WelCom December 2023
First Sunday of Advent – Mark 13:33-37
33 Jesus said to his disciples: ‘Be on your guard, stay awake, because you never know when the time will come.
34 It is like a man traveling abroad. He leaves home and places his servants in charge, each with his own work to do, and he has told the gatekeeper to stay awake.
35 So stay awake, because you do not know when the lord of the house is coming, evening, midnight, at cockcrow, or in the morning.
36 If he comes unexpectedly, he must not find you asleep.
37 And what I am saying to you I say to all: “Stay awake!”’
The Saviour who came two thousand years ago
Tom Gibson
What was the world like before Jesus was born about two thousand years ago? People were longing for a Messiah of some sort to save them from their physical hardships and despair, made worse by the controlling authorities of the day unsympathetic to the Jews. People were hoping for a king in the traditional sense who could take physical control of their world and make it a better place. People were longing for this on a daily basis.

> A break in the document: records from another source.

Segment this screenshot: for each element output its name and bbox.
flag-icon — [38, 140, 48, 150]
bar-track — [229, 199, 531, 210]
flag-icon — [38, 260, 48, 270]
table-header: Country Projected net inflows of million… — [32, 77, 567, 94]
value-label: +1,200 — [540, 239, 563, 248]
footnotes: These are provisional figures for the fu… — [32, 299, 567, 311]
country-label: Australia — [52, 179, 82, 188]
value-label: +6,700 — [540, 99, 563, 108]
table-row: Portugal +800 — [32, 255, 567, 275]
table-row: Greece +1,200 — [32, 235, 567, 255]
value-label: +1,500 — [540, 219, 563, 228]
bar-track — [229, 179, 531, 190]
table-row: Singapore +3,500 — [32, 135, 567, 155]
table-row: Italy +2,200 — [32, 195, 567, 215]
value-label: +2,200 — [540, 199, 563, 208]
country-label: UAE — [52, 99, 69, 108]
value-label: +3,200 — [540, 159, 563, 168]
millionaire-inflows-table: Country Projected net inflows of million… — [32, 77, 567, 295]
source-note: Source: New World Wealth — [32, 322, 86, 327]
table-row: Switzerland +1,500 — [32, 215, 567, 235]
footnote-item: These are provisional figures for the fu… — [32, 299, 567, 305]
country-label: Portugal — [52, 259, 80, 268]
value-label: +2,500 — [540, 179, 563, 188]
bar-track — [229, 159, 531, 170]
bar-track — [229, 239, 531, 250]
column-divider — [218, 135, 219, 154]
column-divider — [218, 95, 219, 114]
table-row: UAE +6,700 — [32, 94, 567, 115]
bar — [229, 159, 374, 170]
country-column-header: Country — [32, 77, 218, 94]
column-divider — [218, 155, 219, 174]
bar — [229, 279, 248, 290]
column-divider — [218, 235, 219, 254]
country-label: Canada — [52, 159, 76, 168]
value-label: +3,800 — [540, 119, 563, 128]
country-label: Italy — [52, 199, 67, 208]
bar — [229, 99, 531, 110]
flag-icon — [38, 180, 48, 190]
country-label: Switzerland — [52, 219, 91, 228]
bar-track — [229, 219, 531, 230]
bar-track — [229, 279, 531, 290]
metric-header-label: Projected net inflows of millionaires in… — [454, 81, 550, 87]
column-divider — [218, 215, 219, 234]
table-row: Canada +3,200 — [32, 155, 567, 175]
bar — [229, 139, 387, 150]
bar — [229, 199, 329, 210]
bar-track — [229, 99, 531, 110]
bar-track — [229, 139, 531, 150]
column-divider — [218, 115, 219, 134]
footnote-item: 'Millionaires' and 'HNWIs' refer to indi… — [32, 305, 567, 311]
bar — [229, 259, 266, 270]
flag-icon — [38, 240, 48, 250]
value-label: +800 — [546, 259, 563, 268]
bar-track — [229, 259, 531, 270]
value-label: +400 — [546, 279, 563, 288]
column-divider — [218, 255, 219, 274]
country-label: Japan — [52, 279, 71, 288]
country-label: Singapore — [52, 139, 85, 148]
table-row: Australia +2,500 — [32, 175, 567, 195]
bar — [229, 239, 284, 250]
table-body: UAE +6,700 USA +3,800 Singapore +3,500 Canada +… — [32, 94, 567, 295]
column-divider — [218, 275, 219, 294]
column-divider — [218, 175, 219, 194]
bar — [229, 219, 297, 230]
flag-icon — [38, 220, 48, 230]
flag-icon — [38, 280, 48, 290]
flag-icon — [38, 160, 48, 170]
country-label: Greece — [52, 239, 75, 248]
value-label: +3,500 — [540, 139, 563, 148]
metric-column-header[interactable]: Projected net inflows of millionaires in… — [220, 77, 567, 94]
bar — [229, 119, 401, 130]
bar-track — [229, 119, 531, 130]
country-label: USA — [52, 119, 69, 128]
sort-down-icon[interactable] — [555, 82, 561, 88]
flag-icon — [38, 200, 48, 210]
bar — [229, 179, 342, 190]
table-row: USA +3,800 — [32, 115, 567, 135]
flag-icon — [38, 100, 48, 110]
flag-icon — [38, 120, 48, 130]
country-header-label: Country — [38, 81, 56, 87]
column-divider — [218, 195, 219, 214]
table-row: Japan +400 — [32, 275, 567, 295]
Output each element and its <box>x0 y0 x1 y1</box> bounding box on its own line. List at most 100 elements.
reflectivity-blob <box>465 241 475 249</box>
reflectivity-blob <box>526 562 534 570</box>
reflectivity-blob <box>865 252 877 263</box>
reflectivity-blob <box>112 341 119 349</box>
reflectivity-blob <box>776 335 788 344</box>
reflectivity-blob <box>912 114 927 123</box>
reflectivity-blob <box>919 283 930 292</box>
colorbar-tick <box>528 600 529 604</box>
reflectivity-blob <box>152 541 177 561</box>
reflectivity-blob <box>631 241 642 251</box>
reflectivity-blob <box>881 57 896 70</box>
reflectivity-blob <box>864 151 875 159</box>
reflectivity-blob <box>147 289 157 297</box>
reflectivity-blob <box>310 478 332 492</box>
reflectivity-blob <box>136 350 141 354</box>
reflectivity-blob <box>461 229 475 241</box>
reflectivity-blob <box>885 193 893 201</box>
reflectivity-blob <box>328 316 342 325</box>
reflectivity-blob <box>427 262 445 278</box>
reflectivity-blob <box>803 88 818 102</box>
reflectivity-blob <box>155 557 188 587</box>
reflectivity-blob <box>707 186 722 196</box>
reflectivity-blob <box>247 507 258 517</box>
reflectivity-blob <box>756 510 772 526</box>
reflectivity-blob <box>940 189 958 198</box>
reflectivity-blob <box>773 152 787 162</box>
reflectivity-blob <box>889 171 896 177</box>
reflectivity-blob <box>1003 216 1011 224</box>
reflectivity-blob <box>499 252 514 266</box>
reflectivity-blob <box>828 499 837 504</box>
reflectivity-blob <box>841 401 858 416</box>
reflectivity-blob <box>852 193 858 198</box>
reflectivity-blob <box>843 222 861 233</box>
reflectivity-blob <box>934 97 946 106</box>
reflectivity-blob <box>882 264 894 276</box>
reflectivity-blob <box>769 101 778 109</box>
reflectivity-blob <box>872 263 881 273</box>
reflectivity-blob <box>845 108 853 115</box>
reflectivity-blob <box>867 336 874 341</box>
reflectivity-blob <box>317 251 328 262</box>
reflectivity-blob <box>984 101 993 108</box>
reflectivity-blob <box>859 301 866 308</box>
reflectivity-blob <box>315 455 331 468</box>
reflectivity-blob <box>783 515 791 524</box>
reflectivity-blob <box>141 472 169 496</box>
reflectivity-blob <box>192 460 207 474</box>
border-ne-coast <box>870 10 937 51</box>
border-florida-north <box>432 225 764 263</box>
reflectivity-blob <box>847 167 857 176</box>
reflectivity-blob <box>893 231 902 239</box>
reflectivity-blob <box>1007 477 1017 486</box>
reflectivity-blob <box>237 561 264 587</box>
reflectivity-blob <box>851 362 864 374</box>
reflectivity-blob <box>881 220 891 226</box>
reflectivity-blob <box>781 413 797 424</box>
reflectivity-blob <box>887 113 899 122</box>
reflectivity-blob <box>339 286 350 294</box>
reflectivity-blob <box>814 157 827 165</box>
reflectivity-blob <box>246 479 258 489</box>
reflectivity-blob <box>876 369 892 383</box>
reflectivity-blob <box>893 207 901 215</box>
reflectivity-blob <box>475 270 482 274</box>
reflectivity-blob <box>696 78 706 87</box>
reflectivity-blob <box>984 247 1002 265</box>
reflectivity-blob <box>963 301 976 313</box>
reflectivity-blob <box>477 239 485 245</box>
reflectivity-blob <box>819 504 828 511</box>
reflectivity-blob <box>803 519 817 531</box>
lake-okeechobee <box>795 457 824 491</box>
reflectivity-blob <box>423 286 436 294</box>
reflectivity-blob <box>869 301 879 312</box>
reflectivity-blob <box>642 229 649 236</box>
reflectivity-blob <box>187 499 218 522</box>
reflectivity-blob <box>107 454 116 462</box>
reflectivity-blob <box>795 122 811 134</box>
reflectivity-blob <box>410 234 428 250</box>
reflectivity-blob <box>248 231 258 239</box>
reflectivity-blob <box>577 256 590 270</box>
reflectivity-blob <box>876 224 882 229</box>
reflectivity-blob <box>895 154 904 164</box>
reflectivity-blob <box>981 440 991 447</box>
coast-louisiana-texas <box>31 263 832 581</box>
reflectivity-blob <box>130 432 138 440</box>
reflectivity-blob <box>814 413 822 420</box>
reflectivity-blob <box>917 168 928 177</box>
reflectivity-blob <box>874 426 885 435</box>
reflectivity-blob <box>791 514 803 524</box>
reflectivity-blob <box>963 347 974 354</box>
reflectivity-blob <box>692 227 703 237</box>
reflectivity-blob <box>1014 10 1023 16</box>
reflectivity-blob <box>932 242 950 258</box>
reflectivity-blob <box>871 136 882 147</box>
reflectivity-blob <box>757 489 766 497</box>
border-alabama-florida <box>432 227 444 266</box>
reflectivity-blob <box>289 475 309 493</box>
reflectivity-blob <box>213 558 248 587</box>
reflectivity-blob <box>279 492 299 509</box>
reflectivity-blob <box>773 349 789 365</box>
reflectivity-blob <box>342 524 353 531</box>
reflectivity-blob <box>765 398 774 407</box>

Today the war being waged in Ukraine was instigated by President Putin and his Russian armies who thought it would result in a quick win. While in Israel on 7 October, Hamas, the militant group that controls Gaza, attacked Israel killing several hundred of their people and bringing war again to a much-troubled Holy Land.
Although Christ was born two thousand years ago, the world is still a mess and the saviour ‘who was supposed to fix it all’, still hasn’t arrived. Christ’s message is that the real ‘saving’ can only happen to each person from within – when people begin to seek forgiveness and accept Christ as their personal saviour and start living to a different set of rules. These rules are about forgiveness, love, peace and hope, and only these rules can fix the human mess. A different type of Saviour gives us the freedom to live by these rules daily.
With this new perspective, let’s re-think the human mess.
As a human race, we are so much better educated now than two thousand years ago. Yet with all our knowledge and ability to produce food, we lack the ability to distribute it. There are millions today who lack the money, the ability and the wherewithal to feed themselves. This fault lies with us; we know of the millions who go hungry daily, but do we care? We understand how to care about hunger because we don’t starve ourselves. What are we doing to bring peace into this world?
Today in Mark’s first gospel of the year, Jesus warns us to ‘stay awake’, to be on our guard because we don’t know what time, day, month or year our Lord will demand our soul from us. The real point of it is to not let our Master and Saviour find us sleeping.
To do this we need to allow our Saviour to live through us, and truly love our neighbour, which in the terms of the world issues discussed above, and re-thinking the human mess, means loving everyone on this planet. ‘Staying awake’ means actively doing this.